Most Americans think of Thanksgiving as the courage of the Pilgrims that came to America on the Mayflower. What they do not know is that the Pilgrims were socialists who eventually became converts to capitalism.
In the book “Mayflower” by Nathaniel Philbrick, the voyage, founding and the daily doings of Plymouth, Massachusetts is discussed in great detail from the of diary Governor William Bradford. The first two years were brutal and the colonists were starving and greatly in debt. Here is the excerpt from the book:
“The fall of 1623 marked the end of Plymouth’s debilitating food shortages. For the last two planting seasons, the Pilgrims had grown crops communally – the approach first used at Jamestown and other English settlements. But as the disastrous harvest of the previous fall had shown, something drastic needed to be done to increase the annual yield.
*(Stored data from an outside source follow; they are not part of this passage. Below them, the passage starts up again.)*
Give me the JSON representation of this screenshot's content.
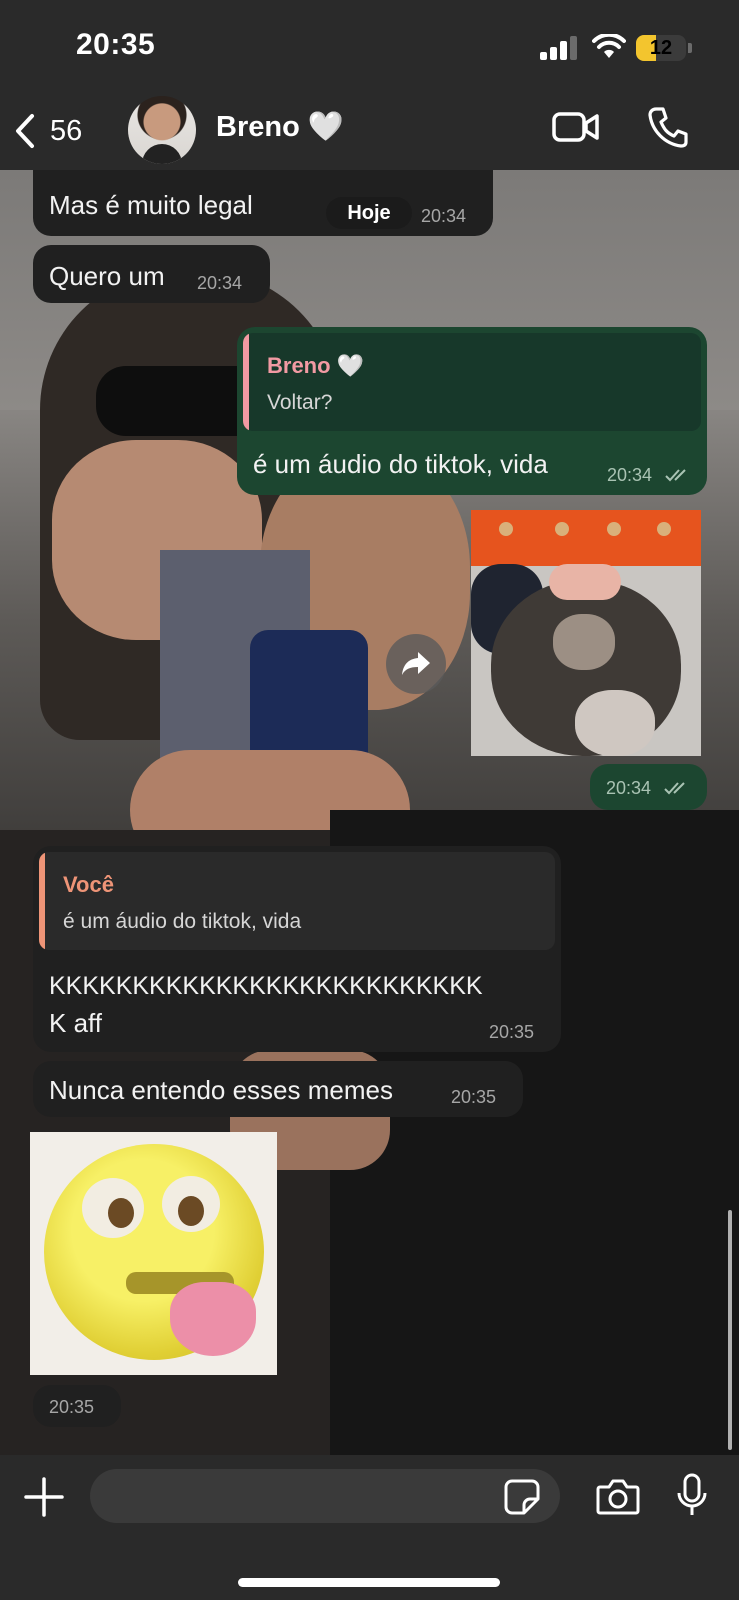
{
  "status_bar": {
    "time": "20:35",
    "battery": "12"
  },
  "header": {
    "back_count": "56",
    "contact_name": "Breno 🤍"
  },
  "date_chip": "Hoje",
  "messages": [
    {
      "text": "Mas é muito legal",
      "time": "20:34"
    },
    {
      "text": "Quero um",
      "time": "20:34"
    },
    {
      "quote_author": "Breno 🤍",
      "quote_text": "Voltar?",
      "text": "é um áudio do tiktok, vida",
      "time": "20:34"
    },
    {
      "time": "20:34"
    },
    {
      "quote_author": "Você",
      "quote_text": "é um áudio do tiktok, vida",
      "text_line1": "KKKKKKKKKKKKKKKKKKKKKKKKKK",
      "text_line2": "K aff",
      "time": "20:35"
    },
    {
      "text": "Nunca entendo esses memes",
      "time": "20:35"
    },
    {
      "time": "20:35"
    }
  ],
  "composer": {
    "placeholder": ""
  },
  "colors": {
    "out_bubble": "#1c4630",
    "in_bubble": "#202020",
    "quote_accent_out": "#f29aa3",
    "quote_accent_in": "#ee9477"
  }
}
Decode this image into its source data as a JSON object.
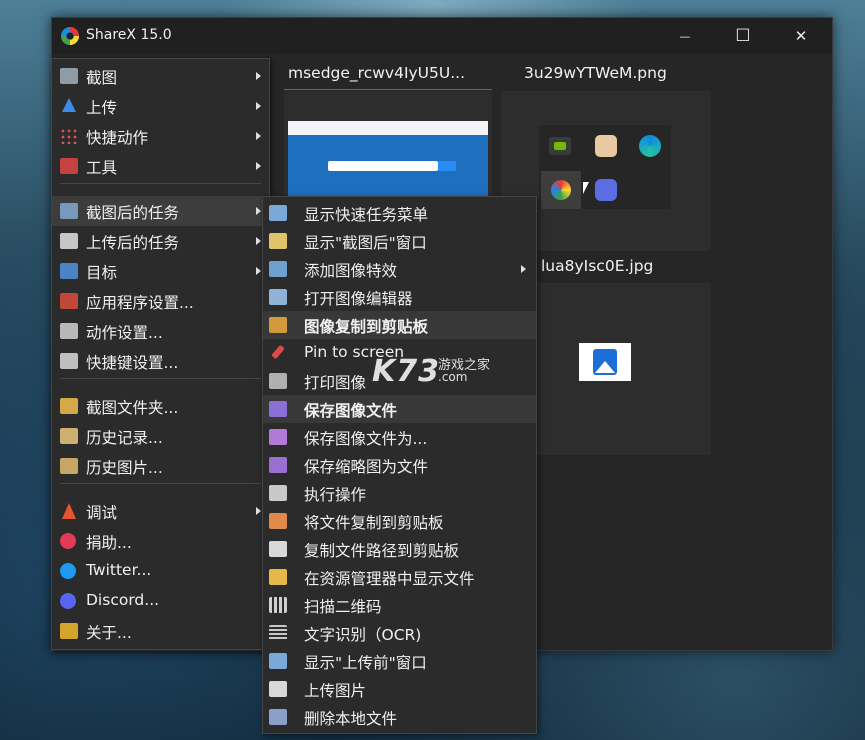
{
  "window": {
    "title": "ShareX 15.0",
    "minimize": "—",
    "maximize": "☐",
    "close": "✕"
  },
  "thumbnails": [
    {
      "title": "msedge_rcwv4IyU5U..."
    },
    {
      "title": "3u29wYTWeM.png"
    },
    {
      "title": "lua8yIsc0E.jpg"
    }
  ],
  "main_menu": [
    {
      "label": "截图",
      "icon": "capture-icon",
      "submenu": true
    },
    {
      "label": "上传",
      "icon": "upload-arrow-icon",
      "submenu": true
    },
    {
      "label": "快捷动作",
      "icon": "grid-dots-icon",
      "submenu": true
    },
    {
      "label": "工具",
      "icon": "toolbox-icon",
      "submenu": true
    },
    {
      "label": "截图后的任务",
      "icon": "after-capture-icon",
      "submenu": true
    },
    {
      "label": "上传后的任务",
      "icon": "cloud-upload-icon",
      "submenu": true
    },
    {
      "label": "目标",
      "icon": "destination-icon",
      "submenu": true
    },
    {
      "label": "应用程序设置...",
      "icon": "wrench-icon",
      "submenu": false
    },
    {
      "label": "动作设置...",
      "icon": "gear-icon",
      "submenu": false
    },
    {
      "label": "快捷键设置...",
      "icon": "keyboard-icon",
      "submenu": false
    },
    {
      "label": "截图文件夹...",
      "icon": "folder-icon",
      "submenu": false
    },
    {
      "label": "历史记录...",
      "icon": "history-icon",
      "submenu": false
    },
    {
      "label": "历史图片...",
      "icon": "image-history-icon",
      "submenu": false
    },
    {
      "label": "调试",
      "icon": "debug-cone-icon",
      "submenu": true
    },
    {
      "label": "捐助...",
      "icon": "heart-icon",
      "submenu": false
    },
    {
      "label": "Twitter...",
      "icon": "twitter-icon",
      "submenu": false
    },
    {
      "label": "Discord...",
      "icon": "discord-icon",
      "submenu": false
    },
    {
      "label": "关于...",
      "icon": "crown-icon",
      "submenu": false
    }
  ],
  "after_capture_menu": [
    {
      "label": "显示快速任务菜单",
      "icon": "quick-menu-icon",
      "bold": false,
      "submenu": false
    },
    {
      "label": "显示\"截图后\"窗口",
      "icon": "window-icon",
      "bold": false,
      "submenu": false
    },
    {
      "label": "添加图像特效",
      "icon": "image-effects-icon",
      "bold": false,
      "submenu": true
    },
    {
      "label": "打开图像编辑器",
      "icon": "image-editor-icon",
      "bold": false,
      "submenu": false
    },
    {
      "label": "图像复制到剪贴板",
      "icon": "clipboard-image-icon",
      "bold": true,
      "submenu": false
    },
    {
      "label": "Pin to screen",
      "icon": "pin-icon",
      "bold": false,
      "submenu": false
    },
    {
      "label": "打印图像",
      "icon": "printer-icon",
      "bold": false,
      "submenu": false
    },
    {
      "label": "保存图像文件",
      "icon": "save-icon",
      "bold": true,
      "submenu": false
    },
    {
      "label": "保存图像文件为...",
      "icon": "save-as-icon",
      "bold": false,
      "submenu": false
    },
    {
      "label": "保存缩略图为文件",
      "icon": "thumbnail-save-icon",
      "bold": false,
      "submenu": false
    },
    {
      "label": "执行操作",
      "icon": "console-icon",
      "bold": false,
      "submenu": false
    },
    {
      "label": "将文件复制到剪贴板",
      "icon": "clipboard-file-icon",
      "bold": false,
      "submenu": false
    },
    {
      "label": "复制文件路径到剪贴板",
      "icon": "clipboard-path-icon",
      "bold": false,
      "submenu": false
    },
    {
      "label": "在资源管理器中显示文件",
      "icon": "explorer-folder-icon",
      "bold": false,
      "submenu": false
    },
    {
      "label": "扫描二维码",
      "icon": "qr-code-icon",
      "bold": false,
      "submenu": false
    },
    {
      "label": "文字识别（OCR)",
      "icon": "ocr-text-icon",
      "bold": false,
      "submenu": false
    },
    {
      "label": "显示\"上传前\"窗口",
      "icon": "before-upload-icon",
      "bold": false,
      "submenu": false
    },
    {
      "label": "上传图片",
      "icon": "cloud-upload-icon",
      "bold": false,
      "submenu": false
    },
    {
      "label": "删除本地文件",
      "icon": "delete-file-icon",
      "bold": false,
      "submenu": false
    }
  ],
  "watermark": {
    "brand": "K73",
    "cn": "游戏之家",
    "domain": ".com"
  }
}
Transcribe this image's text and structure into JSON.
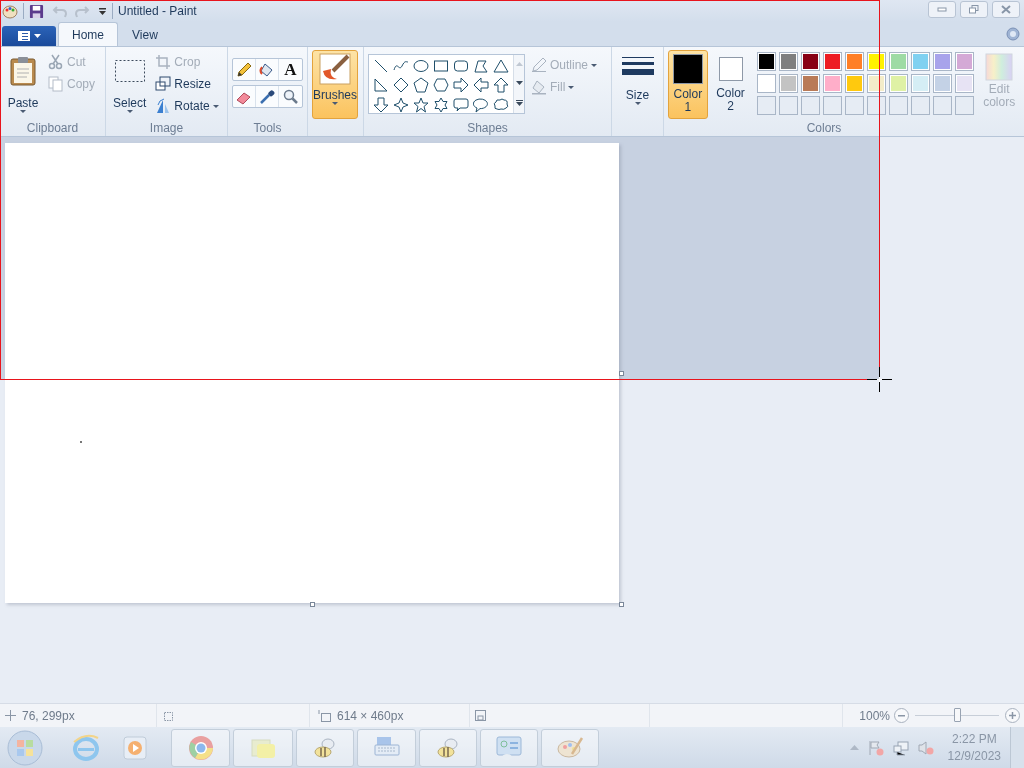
{
  "window": {
    "title": "Untitled - Paint"
  },
  "tabs": [
    {
      "label": "Home",
      "selected": true
    },
    {
      "label": "View",
      "selected": false
    }
  ],
  "ribbon": {
    "groups": [
      {
        "kind": "clipboard",
        "label": "Clipboard",
        "buttons": [
          {
            "label": "Paste",
            "disabled": false
          },
          {
            "label": "Cut",
            "disabled": true
          },
          {
            "label": "Copy",
            "disabled": true
          }
        ]
      },
      {
        "kind": "image",
        "label": "Image",
        "buttons": [
          {
            "label": "Select",
            "disabled": false
          },
          {
            "label": "Crop",
            "disabled": true
          },
          {
            "label": "Resize",
            "disabled": false
          },
          {
            "label": "Rotate",
            "disabled": false
          }
        ]
      },
      {
        "kind": "tools",
        "label": "Tools",
        "text_tool": "A"
      },
      {
        "kind": "brushes",
        "buttons": [
          {
            "label": "Brushes",
            "selected": true
          }
        ]
      },
      {
        "kind": "shapes",
        "label": "Shapes",
        "buttons": [
          {
            "label": "Outline",
            "disabled": true
          },
          {
            "label": "Fill",
            "disabled": true
          }
        ]
      },
      {
        "kind": "size",
        "buttons": [
          {
            "label": "Size"
          }
        ]
      },
      {
        "kind": "colors",
        "label": "Colors",
        "slots": [
          {
            "label": "Color 1",
            "selected": true,
            "color": "#000000"
          },
          {
            "label": "Color 2",
            "selected": false,
            "color": "#ffffff"
          }
        ],
        "palette": [
          [
            {
              "color": "#000000"
            },
            {
              "color": "#7f7f7f"
            },
            {
              "color": "#880015"
            },
            {
              "color": "#ed1c24"
            },
            {
              "color": "#ff7f27"
            },
            {
              "color": "#fff200"
            },
            {
              "color": "#9edba4"
            },
            {
              "color": "#80d1f1"
            },
            {
              "color": "#a8a3eb"
            },
            {
              "color": "#d4a9d6"
            }
          ],
          [
            {
              "color": "#ffffff"
            },
            {
              "color": "#c3c3c3"
            },
            {
              "color": "#b97a57"
            },
            {
              "color": "#ffaec9"
            },
            {
              "color": "#ffc90e"
            },
            {
              "color": "#f3ecc9"
            },
            {
              "color": "#dff1a5"
            },
            {
              "color": "#d5eef5"
            },
            {
              "color": "#c4d2e6"
            },
            {
              "color": "#e7e3f4"
            }
          ]
        ],
        "edit": {
          "label": "Edit colors",
          "disabled": true
        }
      }
    ]
  },
  "status_bar": {
    "cursor_position": "76, 299px",
    "canvas_size": "614 × 460px",
    "zoom": {
      "reading": "100%",
      "level": 0.5
    }
  },
  "taskbar": {
    "clock": {
      "time": "2:22 PM",
      "date": "12/9/2023"
    }
  }
}
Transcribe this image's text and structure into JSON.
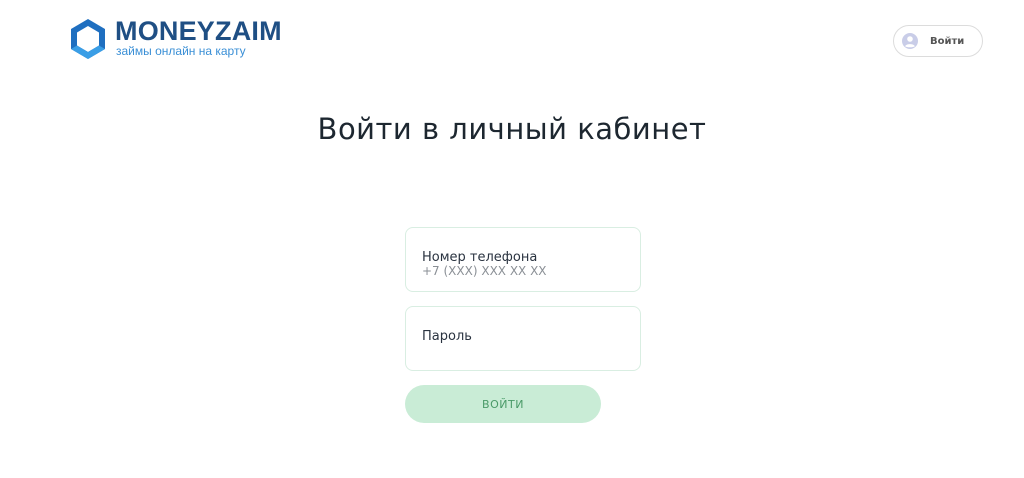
{
  "header": {
    "logo": {
      "name": "MONEYZAIM",
      "tagline": "займы онлайн на карту",
      "icon": "hexagon-logo-icon"
    },
    "login_button": {
      "label": "Войти",
      "icon": "user-icon"
    }
  },
  "main": {
    "title": "Войти в личный кабинет",
    "phone_field": {
      "label": "Номер телефона",
      "placeholder": "+7 (XXX) XXX XX XX",
      "value": ""
    },
    "password_field": {
      "label": "Пароль",
      "placeholder": "",
      "value": ""
    },
    "submit_label": "ВОЙТИ"
  },
  "colors": {
    "brand_dark": "#1f4f84",
    "brand_light": "#3a8fd6",
    "submit_bg": "#c9ecd6",
    "submit_text": "#4a9a68",
    "field_border": "#d9eee2"
  }
}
In April, Bradford had decided that each household should be assigned its own plot to cultivate, with the understanding that each family kept whatever it grew. The change in attitude was stunning. Families were now willing to work much harder than they had ever worked before. In prvious years, the men had tended the fields while the women tended the children at home. “The women now went willingly into the field,” Bradford wrote, “and took their little ones with them to set corn.” The Pilgrims had stumbled on the power of capitalism. Although the fortunes of the colony still teetered precariously in the years ahead, the inhabitants never again starved.”
The fortune of the colony was precarious because the colony was deeply in debt to financiers back in Europe.
If social welfare did not work on a debt ridden agrarian colony over 500 years ago, how do we expect it to work today?